Avec cette histoire, ils commencent de manière très classique avec un premier cadavre, puis un deuxième, sans se reposer sur une scène choc ou trash comme dans le tome précédent. Ils jouent avec la possibilité du retour d'un personnage décédé dans un tome précédent, et le deuxième épisode nous amène à la scène devenue traditionnelle d'interrogatoire en sous-sol sous la lumière verte du neutralisateur de pouvoirs, mais dans une configuration différente des fois précédentes. Ils commencent à faire jouer la continuité propre à cette série en évoquant les événements de Les traîtres et de Qui a tué Retro Girl ?. Et justement comme dans "Les Traîtres", le récit acquiert peu à peu de l'envergure pour emmener le lecteur sur un terrain aussi inattendu qu'inconfortable. L'enquête de Walker et Pilgrim les amènent à découvrir des actes de barbarie abjectes. Puis en découvrant l'identité de la victime Bendis a si bien entortillé son lecteur que ce dernier ressent à la fois l'horreur des cruautés infligées à la victime, et à la fois du soulagement en apprenant son identité. Cette manipulation émotionnelle qui conduit le lecteur à ressentir un sentiment de soulagement, alors même qu'il contemple lé déchéance inhumaine d'un individu provoque une soudaine secousse de remise en cause du lecteur devant la nature de ce divertissement. Comment est-il possible de se sentir soulagé devant la torture infligée à un individu ? Qu'est-ce qui me divertit dans ce genre de récit ? Bendis pousse le lecteur hors de sa zone de confort, hors de sa situation de voyeur, avec une facilité remarquable, pour un résultat très déstabilisant.
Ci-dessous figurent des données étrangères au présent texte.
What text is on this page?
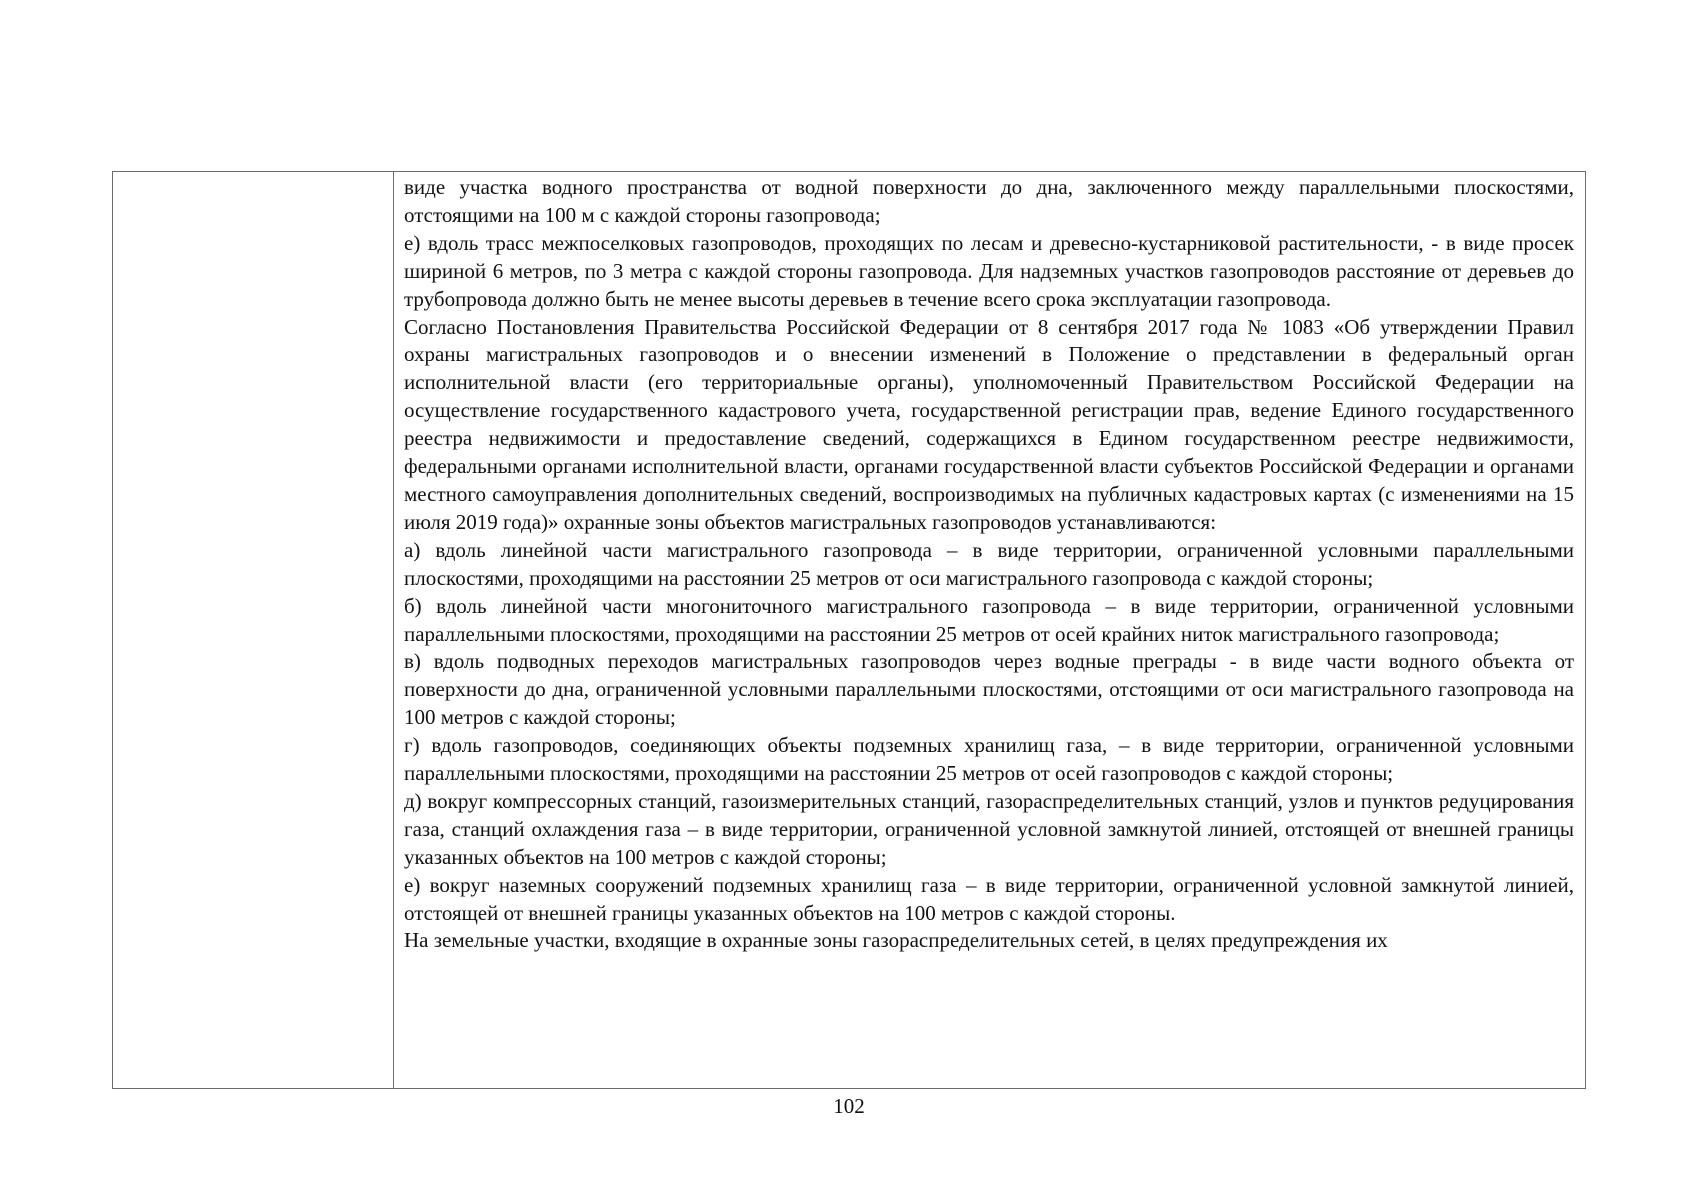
виде участка водного пространства от водной поверхности до дна, заключенного между параллельными плоскостями, отстоящими на 100 м с каждой стороны газопровода;

е) вдоль трасс межпоселковых газопроводов, проходящих по лесам и древесно-кустарниковой растительности, - в виде просек шириной 6 метров, по 3 метра с каждой стороны газопровода. Для надземных участков газопроводов расстояние от деревьев до трубопровода должно быть не менее высоты деревьев в течение всего срока эксплуатации газопровода.

Согласно Постановления Правительства Российской Федерации от 8 сентября 2017 года № 1083 «Об утверждении Правил охраны магистральных газопроводов и о внесении изменений в Положение о представлении в федеральный орган исполнительной власти (его территориальные органы), уполномоченный Правительством Российской Федерации на осуществление государственного кадастрового учета, государственной регистрации прав, ведение Единого государственного реестра недвижимости и предоставление сведений, содержащихся в Едином государственном реестре недвижимости, федеральными органами исполнительной власти, органами государственной власти субъектов Российской Федерации и органами местного самоуправления дополнительных сведений, воспроизводимых на публичных кадастровых картах (с изменениями на 15 июля 2019 года)» охранные зоны объектов магистральных газопроводов устанавливаются:

а) вдоль линейной части магистрального газопровода – в виде территории, ограниченной условными параллельными плоскостями, проходящими на расстоянии 25 метров от оси магистрального газопровода с каждой стороны;

б) вдоль линейной части многониточного магистрального газопровода – в виде территории, ограниченной условными параллельными плоскостями, проходящими на расстоянии 25 метров от осей крайних ниток магистрального газопровода;

в) вдоль подводных переходов магистральных газопроводов через водные преграды - в виде части водного объекта от поверхности до дна, ограниченной условными параллельными плоскостями, отстоящими от оси магистрального газопровода на 100 метров с каждой стороны;

г) вдоль газопроводов, соединяющих объекты подземных хранилищ газа, – в виде территории, ограниченной условными параллельными плоскостями, проходящими на расстоянии 25 метров от осей газопроводов с каждой стороны;

д) вокруг компрессорных станций, газоизмерительных станций, газораспределительных станций, узлов и пунктов редуцирования газа, станций охлаждения газа – в виде территории, ограниченной условной замкнутой линией, отстоящей от внешней границы указанных объектов на 100 метров с каждой стороны;

е) вокруг наземных сооружений подземных хранилищ газа – в виде территории, ограниченной условной замкнутой линией, отстоящей от внешней границы указанных объектов на 100 метров с каждой стороны.

На земельные участки, входящие в охранные зоны газораспределительных сетей, в целях предупреждения их

102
Alors que le lecteur se sentait en terrain connu, le voilà attrapé par le paletot et emmené à la suite de personnages toujours plus attachants pour une enquête un peu glauque qui l'oblige à prendre partie pour les héros, qui l'implique émotionnellement au-delà d'un simple divertissement du moment. Non seulement Bendis a concocté un récit qui assimile les codes propres aux superhéros et aux enquêtes policières et qui les fait sien en les retournant à sa guise, mais en plus Oeming est très en verve. Lui non plus ne se repose pas sur ses lauriers. La première page comporte une case occupant les deux tiers de la page, un plan large détaillant la scène du crime, à savoir un hall monumental dont la verrière a été brisée. La mise en couleurs met très bien en valeur l'éclairage naturel provenant de la verrière et effectivement Pete Pantazis (le metteur en couleurs) semble avoir effectué des progrès significatifs depuis le tome précédent qui fait de lui un artiste complémentaire d'Oeming.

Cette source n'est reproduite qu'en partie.